Baker and his team aimed to invent an amino acid sequence for a luciferase that could bind to synthetic luciferin and remain stable. Using ML, they predicted how well 4,000 proteins would bind to small molecules and identified nuclear transport factor 2 (NTF2) proteins as the most effective. However, amino acid loops in NTF2 proteins lead to issues with stability, so the team used ML to replace the loops with more stable amino acid combinations.

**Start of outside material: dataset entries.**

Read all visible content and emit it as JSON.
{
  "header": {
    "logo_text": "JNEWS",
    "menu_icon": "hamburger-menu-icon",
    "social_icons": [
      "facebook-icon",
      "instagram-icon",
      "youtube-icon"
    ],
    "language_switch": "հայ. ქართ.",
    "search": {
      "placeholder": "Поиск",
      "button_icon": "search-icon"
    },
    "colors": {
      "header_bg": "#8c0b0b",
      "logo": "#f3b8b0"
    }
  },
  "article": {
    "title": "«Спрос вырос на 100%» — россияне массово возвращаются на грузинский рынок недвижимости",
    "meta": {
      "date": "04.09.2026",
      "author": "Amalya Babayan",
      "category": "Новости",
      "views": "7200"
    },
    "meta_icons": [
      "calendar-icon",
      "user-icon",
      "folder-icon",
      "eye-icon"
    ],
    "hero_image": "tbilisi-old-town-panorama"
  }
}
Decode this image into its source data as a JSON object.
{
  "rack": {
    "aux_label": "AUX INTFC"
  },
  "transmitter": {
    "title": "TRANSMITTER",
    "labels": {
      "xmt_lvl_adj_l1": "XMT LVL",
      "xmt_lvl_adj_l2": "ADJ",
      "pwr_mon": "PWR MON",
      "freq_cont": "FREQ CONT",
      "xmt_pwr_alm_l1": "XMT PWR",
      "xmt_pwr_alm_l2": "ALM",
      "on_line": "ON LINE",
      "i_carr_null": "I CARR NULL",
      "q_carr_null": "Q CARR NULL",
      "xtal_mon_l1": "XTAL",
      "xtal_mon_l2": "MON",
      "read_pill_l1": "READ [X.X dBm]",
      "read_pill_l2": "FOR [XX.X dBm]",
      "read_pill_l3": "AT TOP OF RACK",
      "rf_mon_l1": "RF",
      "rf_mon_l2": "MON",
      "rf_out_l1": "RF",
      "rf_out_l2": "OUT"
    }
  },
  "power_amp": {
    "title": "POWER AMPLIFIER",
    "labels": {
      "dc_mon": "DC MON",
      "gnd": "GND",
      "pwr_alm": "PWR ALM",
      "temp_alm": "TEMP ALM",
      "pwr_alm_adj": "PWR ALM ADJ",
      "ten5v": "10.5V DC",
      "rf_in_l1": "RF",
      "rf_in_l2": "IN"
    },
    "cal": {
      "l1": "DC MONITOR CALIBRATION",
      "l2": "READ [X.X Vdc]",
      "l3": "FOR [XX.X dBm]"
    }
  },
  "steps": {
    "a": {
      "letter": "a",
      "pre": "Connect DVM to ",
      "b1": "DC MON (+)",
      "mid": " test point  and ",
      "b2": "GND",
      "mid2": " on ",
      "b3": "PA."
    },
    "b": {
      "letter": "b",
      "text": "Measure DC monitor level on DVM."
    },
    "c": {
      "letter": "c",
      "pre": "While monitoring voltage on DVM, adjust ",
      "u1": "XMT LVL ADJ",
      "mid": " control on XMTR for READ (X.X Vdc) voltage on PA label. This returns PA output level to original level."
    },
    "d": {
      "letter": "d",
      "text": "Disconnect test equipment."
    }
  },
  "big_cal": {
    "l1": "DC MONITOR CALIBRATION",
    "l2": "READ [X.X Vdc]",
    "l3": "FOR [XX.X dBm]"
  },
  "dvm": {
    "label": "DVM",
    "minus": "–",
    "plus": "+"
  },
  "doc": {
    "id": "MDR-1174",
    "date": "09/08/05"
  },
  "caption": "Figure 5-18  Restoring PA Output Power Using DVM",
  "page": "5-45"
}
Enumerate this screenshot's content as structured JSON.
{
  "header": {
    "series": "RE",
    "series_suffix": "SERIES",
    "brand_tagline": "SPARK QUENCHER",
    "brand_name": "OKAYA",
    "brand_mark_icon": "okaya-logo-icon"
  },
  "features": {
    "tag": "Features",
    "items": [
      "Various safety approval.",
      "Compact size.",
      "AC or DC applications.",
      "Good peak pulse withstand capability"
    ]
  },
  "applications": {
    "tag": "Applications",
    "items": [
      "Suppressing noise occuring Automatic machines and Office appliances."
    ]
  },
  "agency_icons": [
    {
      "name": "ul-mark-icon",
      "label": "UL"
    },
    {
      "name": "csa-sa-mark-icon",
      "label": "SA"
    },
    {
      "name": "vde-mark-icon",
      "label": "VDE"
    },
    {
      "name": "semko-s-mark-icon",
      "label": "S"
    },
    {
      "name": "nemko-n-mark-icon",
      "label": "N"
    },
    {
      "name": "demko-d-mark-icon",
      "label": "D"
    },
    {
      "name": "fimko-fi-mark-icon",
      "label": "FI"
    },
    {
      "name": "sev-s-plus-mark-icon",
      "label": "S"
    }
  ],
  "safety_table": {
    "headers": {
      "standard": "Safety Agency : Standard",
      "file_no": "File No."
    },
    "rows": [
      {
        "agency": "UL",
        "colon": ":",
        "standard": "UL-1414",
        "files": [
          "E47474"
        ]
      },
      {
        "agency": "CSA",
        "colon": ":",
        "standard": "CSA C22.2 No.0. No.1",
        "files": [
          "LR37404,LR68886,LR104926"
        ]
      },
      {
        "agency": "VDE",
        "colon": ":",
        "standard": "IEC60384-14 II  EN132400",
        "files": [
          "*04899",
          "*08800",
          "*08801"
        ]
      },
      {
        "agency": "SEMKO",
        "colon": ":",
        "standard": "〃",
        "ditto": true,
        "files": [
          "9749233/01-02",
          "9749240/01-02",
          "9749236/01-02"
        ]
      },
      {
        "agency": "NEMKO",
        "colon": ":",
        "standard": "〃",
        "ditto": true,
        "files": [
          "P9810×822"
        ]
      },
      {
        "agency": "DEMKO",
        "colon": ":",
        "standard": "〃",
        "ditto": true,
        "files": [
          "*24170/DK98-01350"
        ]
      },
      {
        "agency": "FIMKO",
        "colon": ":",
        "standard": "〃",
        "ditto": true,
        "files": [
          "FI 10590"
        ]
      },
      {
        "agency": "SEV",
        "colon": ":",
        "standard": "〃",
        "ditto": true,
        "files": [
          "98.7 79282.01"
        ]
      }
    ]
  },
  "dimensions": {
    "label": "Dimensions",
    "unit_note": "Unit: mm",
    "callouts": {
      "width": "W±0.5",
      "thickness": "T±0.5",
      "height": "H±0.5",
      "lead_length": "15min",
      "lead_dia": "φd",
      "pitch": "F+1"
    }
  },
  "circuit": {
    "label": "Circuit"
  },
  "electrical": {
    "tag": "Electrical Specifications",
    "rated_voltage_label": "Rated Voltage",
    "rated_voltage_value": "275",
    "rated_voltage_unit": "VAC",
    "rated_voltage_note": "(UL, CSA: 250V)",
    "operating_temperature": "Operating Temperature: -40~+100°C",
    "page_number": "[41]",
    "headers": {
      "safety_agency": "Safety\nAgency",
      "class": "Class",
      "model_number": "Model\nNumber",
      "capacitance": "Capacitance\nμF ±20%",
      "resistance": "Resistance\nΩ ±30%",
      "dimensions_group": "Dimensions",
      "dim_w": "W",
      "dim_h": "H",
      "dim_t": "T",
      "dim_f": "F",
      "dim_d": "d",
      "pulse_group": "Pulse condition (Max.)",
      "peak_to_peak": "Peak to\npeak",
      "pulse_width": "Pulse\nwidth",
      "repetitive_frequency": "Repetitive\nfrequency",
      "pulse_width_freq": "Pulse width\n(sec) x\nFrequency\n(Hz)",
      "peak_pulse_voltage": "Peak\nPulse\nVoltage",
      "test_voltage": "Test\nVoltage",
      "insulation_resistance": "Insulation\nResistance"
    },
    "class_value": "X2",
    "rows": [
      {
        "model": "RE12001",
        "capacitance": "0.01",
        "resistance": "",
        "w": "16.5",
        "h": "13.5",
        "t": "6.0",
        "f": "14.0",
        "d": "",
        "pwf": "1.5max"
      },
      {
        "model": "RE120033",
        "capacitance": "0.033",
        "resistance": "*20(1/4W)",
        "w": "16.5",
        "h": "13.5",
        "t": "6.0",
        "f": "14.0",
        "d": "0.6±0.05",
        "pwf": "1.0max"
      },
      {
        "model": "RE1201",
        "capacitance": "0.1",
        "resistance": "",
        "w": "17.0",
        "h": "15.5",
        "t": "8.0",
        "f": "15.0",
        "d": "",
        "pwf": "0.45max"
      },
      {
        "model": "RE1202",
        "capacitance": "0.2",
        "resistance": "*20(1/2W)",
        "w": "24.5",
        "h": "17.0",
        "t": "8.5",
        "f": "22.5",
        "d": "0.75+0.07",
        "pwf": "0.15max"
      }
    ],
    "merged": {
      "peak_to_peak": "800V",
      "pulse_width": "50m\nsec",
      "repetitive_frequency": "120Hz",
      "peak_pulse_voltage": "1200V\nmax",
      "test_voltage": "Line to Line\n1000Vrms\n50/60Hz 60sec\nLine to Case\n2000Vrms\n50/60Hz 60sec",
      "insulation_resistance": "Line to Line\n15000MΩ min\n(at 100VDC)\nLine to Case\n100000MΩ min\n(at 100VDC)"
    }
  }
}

Working off of the foundation provided by NTF2 proteins, the AI algorithm produced 7,648 designs of proteins. Researchers then introduced these designs into E. coli bacteria to see which were functional, but only three met the mark.
Using this information, the research group narrowed down the number of candidate sequences and then conducted a second round of testing with a luciferase designed against another synthetic luciferin, which boosted their yield to 4% of 46 designs.
Baker said there was “still room for improvement” : the process was not fully automated, and manual sequence changes were required to perfect the synthetic enzyme’s active site. Baker also noted that the luciferase enzyme reaction is a fairly simple one to imitate, and therefore “we have work to do to see how well this approach works for more difficult chemical reactions.” Nonetheless, Baker is hopeful that one day AI will be able to synthesise artificial enzymes from start to finish without any human intervention.